Bundestagspräsidentin Julia Klöckner (CDU) hat die AfD im Zusammenhang mit den Vorwürfen zur Vetternwirtschaft deutlich kritisiert. Dem „Tagesspiegel“ sagte sie: „Wir Abgeordnete können deshalb Mitarbeiterinnen und Mitarbeiter beschäftigen, weil der Souverän, weil die Steuerzahler das ermöglichen und es für die Arbeitsfähigkeit eines Parlamentes notwendig ist.“ Deshalb gebiete es allein schon der politische Anstand, ordentlich damit umzugehen.
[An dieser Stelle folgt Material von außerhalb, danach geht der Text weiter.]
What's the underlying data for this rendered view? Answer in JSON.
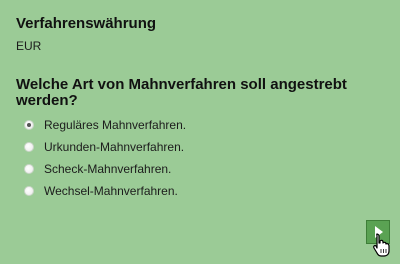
{
  "currency_section": {
    "title": "Verfahrenswährung",
    "value": "EUR"
  },
  "procedure_question": {
    "text": "Welche Art von Mahnverfahren soll angestrebt werden?",
    "options": [
      {
        "label": "Reguläres Mahnverfahren.",
        "selected": true
      },
      {
        "label": "Urkunden-Mahnverfahren.",
        "selected": false
      },
      {
        "label": "Scheck-Mahnverfahren.",
        "selected": false
      },
      {
        "label": "Wechsel-Mahnverfahren.",
        "selected": false
      }
    ]
  },
  "navigation": {
    "next_icon": "play-arrow-icon",
    "cursor_icon": "hand-pointer-icon"
  },
  "colors": {
    "background": "#9bcb96",
    "button": "#5aa253"
  }
}
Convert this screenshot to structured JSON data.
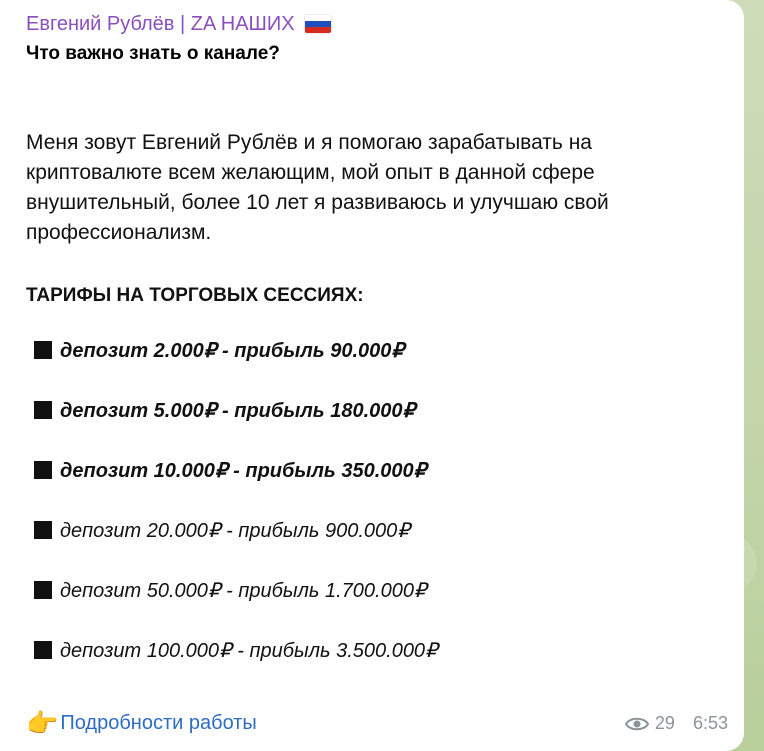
{
  "post": {
    "channel_name": "Евгений Рублёв | ZA НАШИХ",
    "heading": "Что важно знать о канале?",
    "intro": "Меня зовут Евгений Рублёв и я помогаю зарабатывать на криптовалюте всем желающим, мой опыт в данной сфере внушительный, более 10 лет я развиваюсь и улучшаю свой профессионализм.",
    "tariffs_title": "ТАРИФЫ НА ТОРГОВЫХ СЕССИЯХ:",
    "tariffs": [
      {
        "text": "депозит 2.000₽ - прибыль 90.000₽",
        "bold": true
      },
      {
        "text": "депозит 5.000₽ - прибыль 180.000₽",
        "bold": true
      },
      {
        "text": "депозит 10.000₽ - прибыль 350.000₽",
        "bold": true
      },
      {
        "text": "депозит 20.000₽ - прибыль 900.000₽",
        "bold": false
      },
      {
        "text": "депозит 50.000₽ - прибыль 1.700.000₽",
        "bold": false
      },
      {
        "text": "депозит 100.000₽ - прибыль 3.500.000₽",
        "bold": false
      }
    ],
    "details_link": "Подробности работы",
    "views": "29",
    "time": "6:53"
  },
  "icons": {
    "flag": "russia-flag-icon",
    "pointer": "pointing-hand-icon",
    "views": "eye-icon"
  },
  "colors": {
    "channel_name": "#8a4fbf",
    "link": "#2d6cc4",
    "meta": "#8b939b",
    "background": "#c9d8b4"
  }
}
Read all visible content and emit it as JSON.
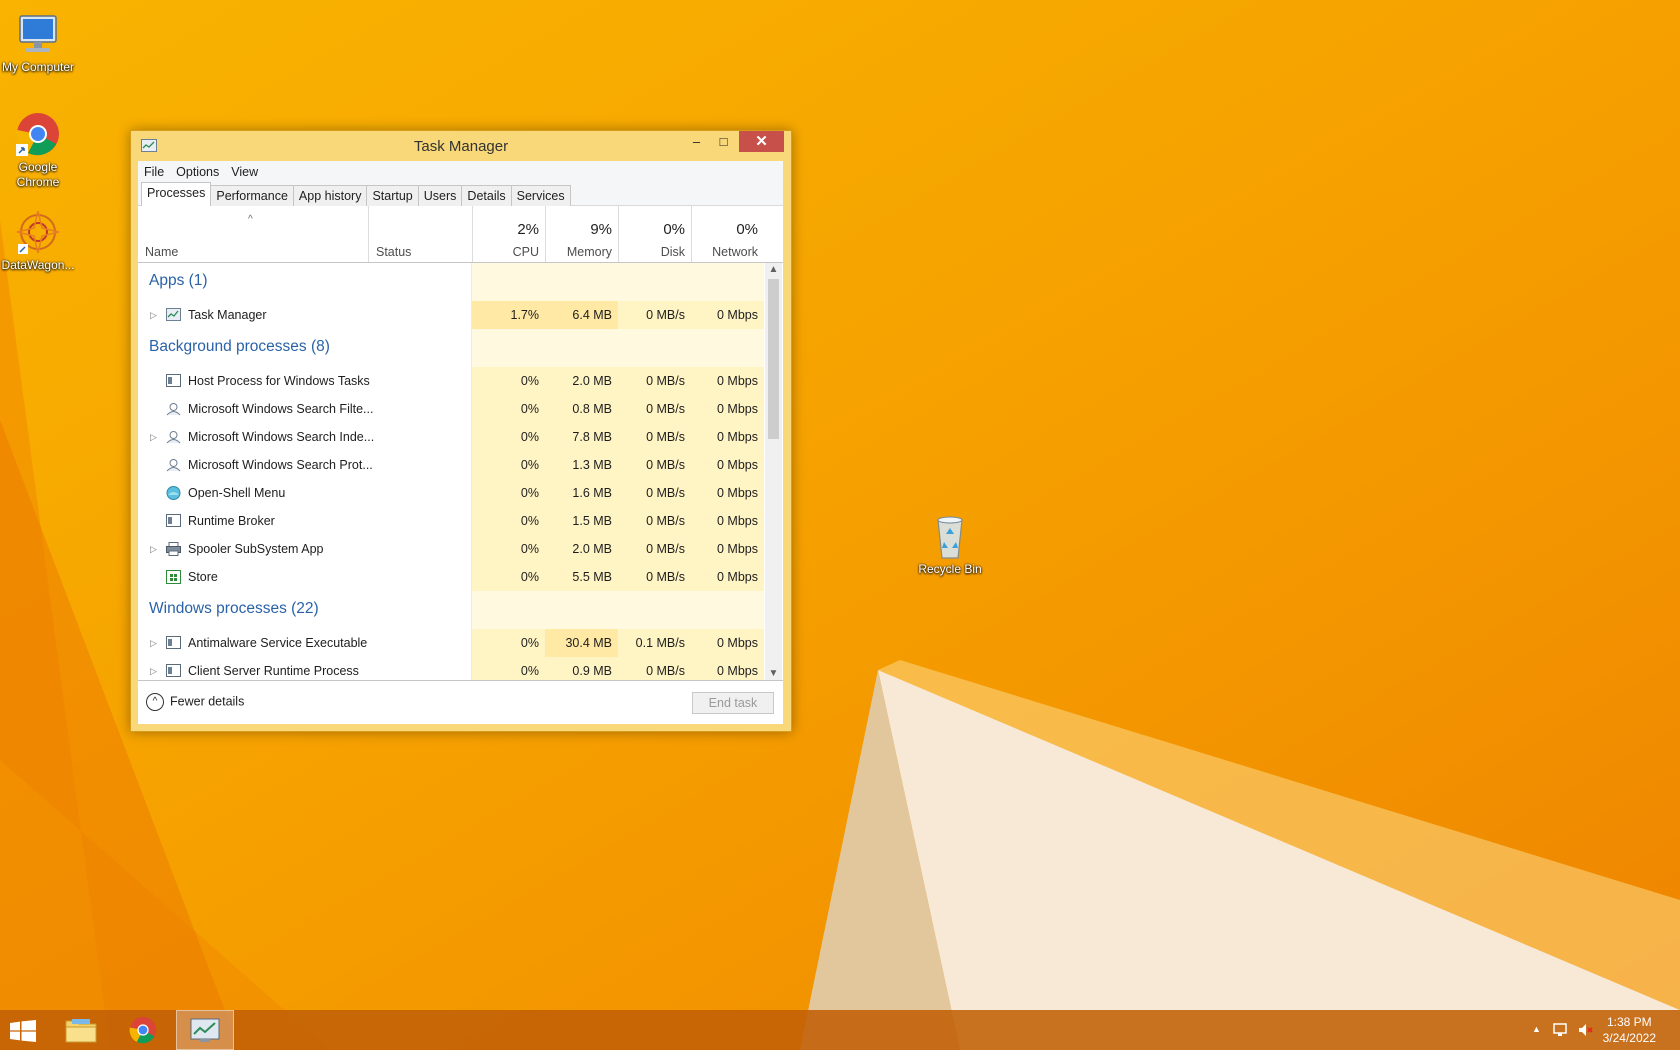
{
  "desktop": {
    "icons": [
      {
        "label": "My Computer",
        "icon": "computer-icon"
      },
      {
        "label": "Google Chrome",
        "icon": "chrome-icon"
      },
      {
        "label": "DataWagon...",
        "icon": "datawagon-icon"
      },
      {
        "label": "Recycle Bin",
        "icon": "recycle-bin-icon"
      }
    ]
  },
  "window": {
    "title": "Task Manager",
    "minimize": "–",
    "maximize": "□",
    "close": "✕"
  },
  "menu": [
    "File",
    "Options",
    "View"
  ],
  "tabs": [
    "Processes",
    "Performance",
    "App history",
    "Startup",
    "Users",
    "Details",
    "Services"
  ],
  "active_tab": "Processes",
  "columns": {
    "name": "Name",
    "status": "Status",
    "cpu": {
      "label": "CPU",
      "pct": "2%"
    },
    "memory": {
      "label": "Memory",
      "pct": "9%"
    },
    "disk": {
      "label": "Disk",
      "pct": "0%"
    },
    "network": {
      "label": "Network",
      "pct": "0%"
    }
  },
  "groups": [
    {
      "name": "Apps (1)",
      "rows": [
        {
          "name": "Task Manager",
          "expand": true,
          "icon": "task-manager-icon",
          "cpu": "1.7%",
          "mem": "6.4 MB",
          "disk": "0 MB/s",
          "net": "0 Mbps"
        }
      ]
    },
    {
      "name": "Background processes (8)",
      "rows": [
        {
          "name": "Host Process for Windows Tasks",
          "expand": false,
          "icon": "window-app-icon",
          "cpu": "0%",
          "mem": "2.0 MB",
          "disk": "0 MB/s",
          "net": "0 Mbps"
        },
        {
          "name": "Microsoft Windows Search Filte...",
          "expand": false,
          "icon": "search-user-icon",
          "cpu": "0%",
          "mem": "0.8 MB",
          "disk": "0 MB/s",
          "net": "0 Mbps"
        },
        {
          "name": "Microsoft Windows Search Inde...",
          "expand": true,
          "icon": "search-user-icon",
          "cpu": "0%",
          "mem": "7.8 MB",
          "disk": "0 MB/s",
          "net": "0 Mbps"
        },
        {
          "name": "Microsoft Windows Search Prot...",
          "expand": false,
          "icon": "search-user-icon",
          "cpu": "0%",
          "mem": "1.3 MB",
          "disk": "0 MB/s",
          "net": "0 Mbps"
        },
        {
          "name": "Open-Shell Menu",
          "expand": false,
          "icon": "shell-icon",
          "cpu": "0%",
          "mem": "1.6 MB",
          "disk": "0 MB/s",
          "net": "0 Mbps"
        },
        {
          "name": "Runtime Broker",
          "expand": false,
          "icon": "window-app-icon",
          "cpu": "0%",
          "mem": "1.5 MB",
          "disk": "0 MB/s",
          "net": "0 Mbps"
        },
        {
          "name": "Spooler SubSystem App",
          "expand": true,
          "icon": "printer-icon",
          "cpu": "0%",
          "mem": "2.0 MB",
          "disk": "0 MB/s",
          "net": "0 Mbps"
        },
        {
          "name": "Store",
          "expand": false,
          "icon": "store-icon",
          "cpu": "0%",
          "mem": "5.5 MB",
          "disk": "0 MB/s",
          "net": "0 Mbps"
        }
      ]
    },
    {
      "name": "Windows processes (22)",
      "rows": [
        {
          "name": "Antimalware Service Executable",
          "expand": true,
          "icon": "window-app-icon",
          "cpu": "0%",
          "mem": "30.4 MB",
          "disk": "0.1 MB/s",
          "net": "0 Mbps"
        },
        {
          "name": "Client Server Runtime Process",
          "expand": true,
          "icon": "window-app-icon",
          "cpu": "0%",
          "mem": "0.9 MB",
          "disk": "0 MB/s",
          "net": "0 Mbps"
        }
      ]
    }
  ],
  "footer": {
    "fewer_details": "Fewer details",
    "end_task": "End task"
  },
  "taskbar": {
    "items": [
      "start-icon",
      "file-explorer-icon",
      "chrome-icon",
      "task-manager-icon"
    ],
    "time": "1:38 PM",
    "date": "3/24/2022"
  }
}
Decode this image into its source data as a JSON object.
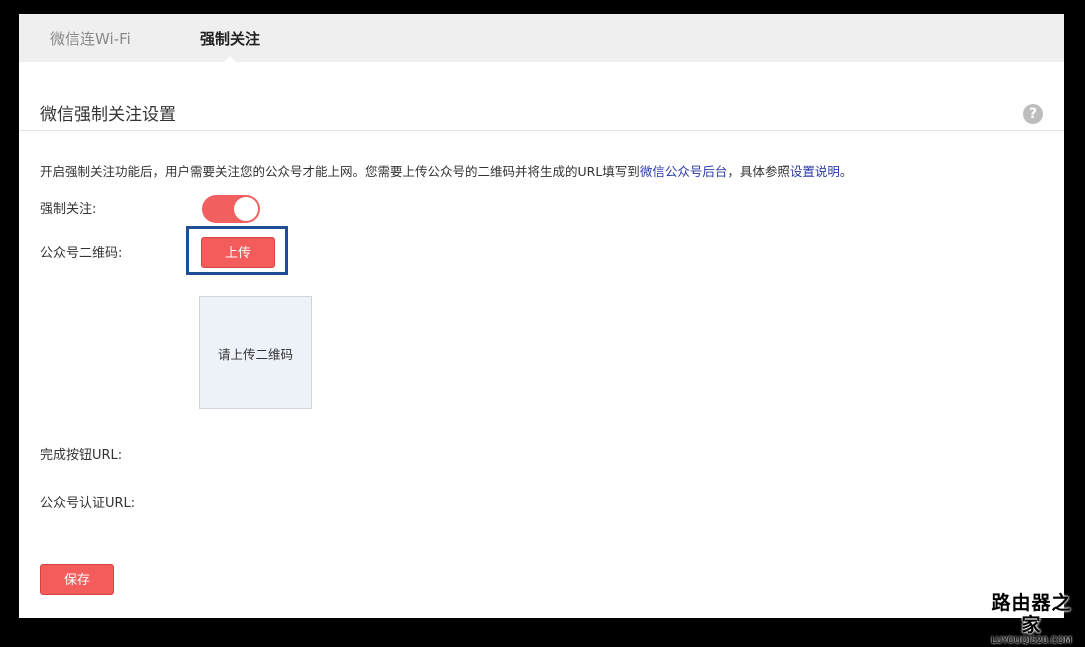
{
  "tabs": [
    {
      "label": "微信连Wi-Fi",
      "active": false
    },
    {
      "label": "强制关注",
      "active": true
    }
  ],
  "section": {
    "title": "微信强制关注设置",
    "help_icon": "question-circle-icon"
  },
  "description": {
    "text": "开启强制关注功能后，用户需要关注您的公众号才能上网。您需要上传公众号的二维码并将生成的URL填写到",
    "link1": "微信公众号后台",
    "middle": "，具体参照",
    "link2": "设置说明",
    "end": "。"
  },
  "form": {
    "force_follow_label": "强制关注:",
    "force_follow_enabled": true,
    "qr_label": "公众号二维码:",
    "upload_button": "上传",
    "qr_placeholder": "请上传二维码",
    "done_url_label": "完成按钮URL:",
    "auth_url_label": "公众号认证URL:",
    "save_button": "保存"
  },
  "watermark": {
    "title": "路由器之家",
    "subtitle": "LUYOUQI520.COM"
  },
  "colors": {
    "accent": "#f45c5c",
    "link": "#2a3aa6",
    "highlight_border": "#1f4e96",
    "tab_bar": "#efefef"
  }
}
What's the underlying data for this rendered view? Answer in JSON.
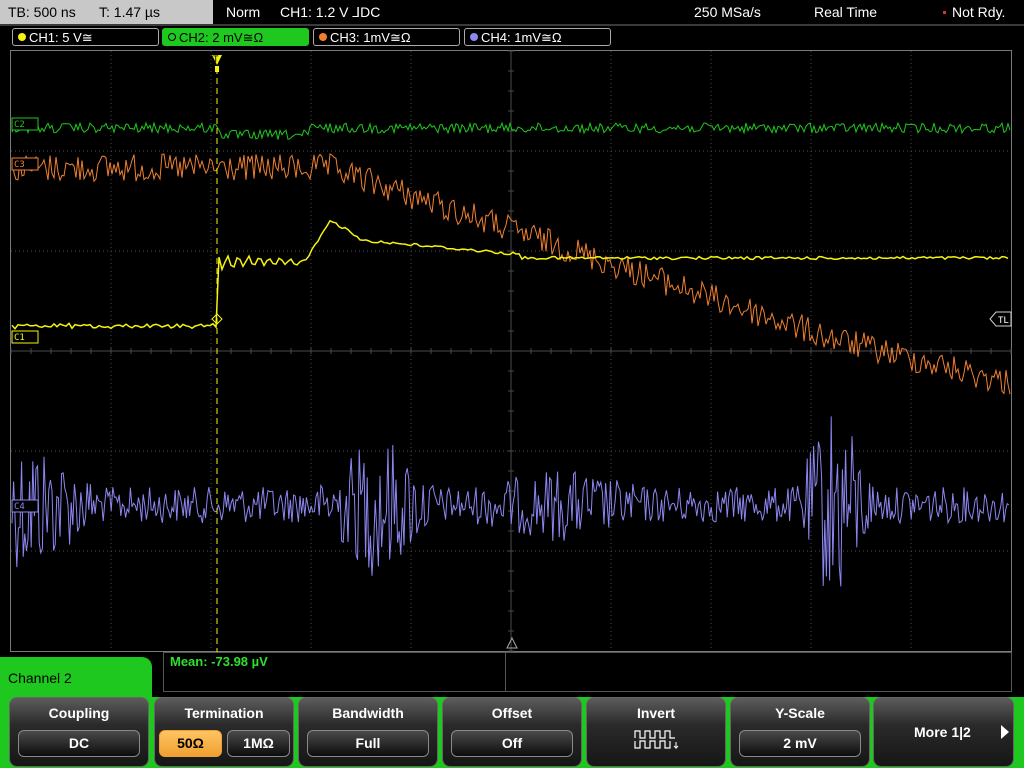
{
  "status_bar": {
    "timebase": "TB: 500 ns",
    "trigger_time": "T: 1.47 µs",
    "acquisition_mode": "Norm",
    "trigger_info": "CH1: 1.2 V ⅃DC",
    "sample_rate": "250 MSa/s",
    "mode": "Real Time",
    "trigger_status": "Not Rdy."
  },
  "channel_tabs": [
    {
      "label": "CH1: 5 V≅",
      "color": "#f4f40e",
      "active": false
    },
    {
      "label": "CH2: 2 mV≅Ω",
      "color": "#1fc81f",
      "active": true
    },
    {
      "label": "CH3: 1mV≅Ω",
      "color": "#f08030",
      "active": false
    },
    {
      "label": "CH4: 1mV≅Ω",
      "color": "#8c86f0",
      "active": false
    }
  ],
  "markers": {
    "ch1": "C1",
    "ch2": "C2",
    "ch3": "C3",
    "ch4": "C4",
    "trigger_level": "TL",
    "trigger_position": "T"
  },
  "measurement": {
    "text": "Mean: -73.98 µV"
  },
  "menu": {
    "title": "Channel 2",
    "softkeys": [
      {
        "title": "Coupling",
        "value": "DC"
      },
      {
        "title": "Termination",
        "options": [
          "50Ω",
          "1MΩ"
        ],
        "selected": "50Ω"
      },
      {
        "title": "Bandwidth",
        "value": "Full"
      },
      {
        "title": "Offset",
        "value": "Off"
      },
      {
        "title": "Invert",
        "icon": "invert-waveform-icon"
      },
      {
        "title": "Y-Scale",
        "value": "2 mV"
      }
    ],
    "more": "More 1|2"
  },
  "colors": {
    "ch1": "#f4f40e",
    "ch2": "#1fc81f",
    "ch3": "#f08030",
    "ch4": "#8c86f0",
    "grid": "#4a4a4a",
    "menu_accent": "#1fc81f",
    "selected_option": "#f0a030"
  }
}
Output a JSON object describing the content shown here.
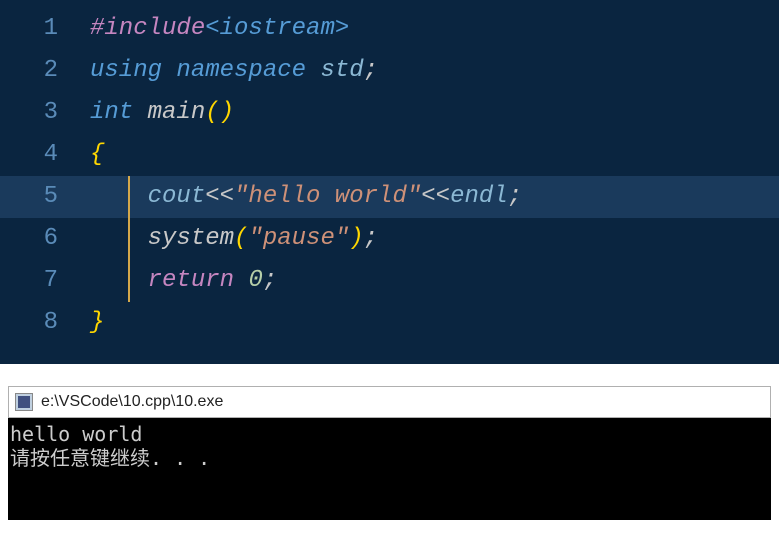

„Das schließt sowohl Vetternwirtschaft, Selbstbedienung und anrüchige Anstellungskonstrukte aus“, sagte Klöckner. Außerdem sollten keine Mitarbeiter weiterbezahlt werden, denen ihr Hausausweis verwehrt wurde. Diese Forderung hatte die Bundestagspräsidentin schon kurz vor Weihnachten in einem Schreiben an die ersten Parlamentarischen Geschäftsführer gerichtet. „Ich begrüße es deshalb, dass sich die Fraktionen mit Blick auf mögliche Änderungen des Abgeordnetengesetzes damit beschäftigen.“

Weil die AfD in mehreren Bundesländern Verwandte von Parteifreunden beschäftigt, wirft man ihr Vetternwirtschaft vor. Union und SPD haben eine Verschärfung des Abgeordnetengesetzes gefordert, in dem die Anforderungen an über Steuermittel finanzierte Beschäftigte definiert sind. Auch Bundeskanzler Friedrich Merz (CDU) stellte in einem Interview strengere gesetzliche Regeln in Aussicht. Der „Rheinpfalz“ sagte er: „Ich würde uns eine gesetzliche Regelung gerne ersparen. Angesichts des Ausmaßes des Missbrauchs werden wir aber möglicherweise nicht darum herumkommen.“

Im Abgeordnetengesetz ist festgelegt, dass Parlamentarier keine eigenen Verwandten, Partner oder Ex-Partner auf Kosten der Steuerzahler anstellen dürfen. Die Beschäftigung solcher Personen in anderen Abgeordnetenbüros ist nicht geregelt.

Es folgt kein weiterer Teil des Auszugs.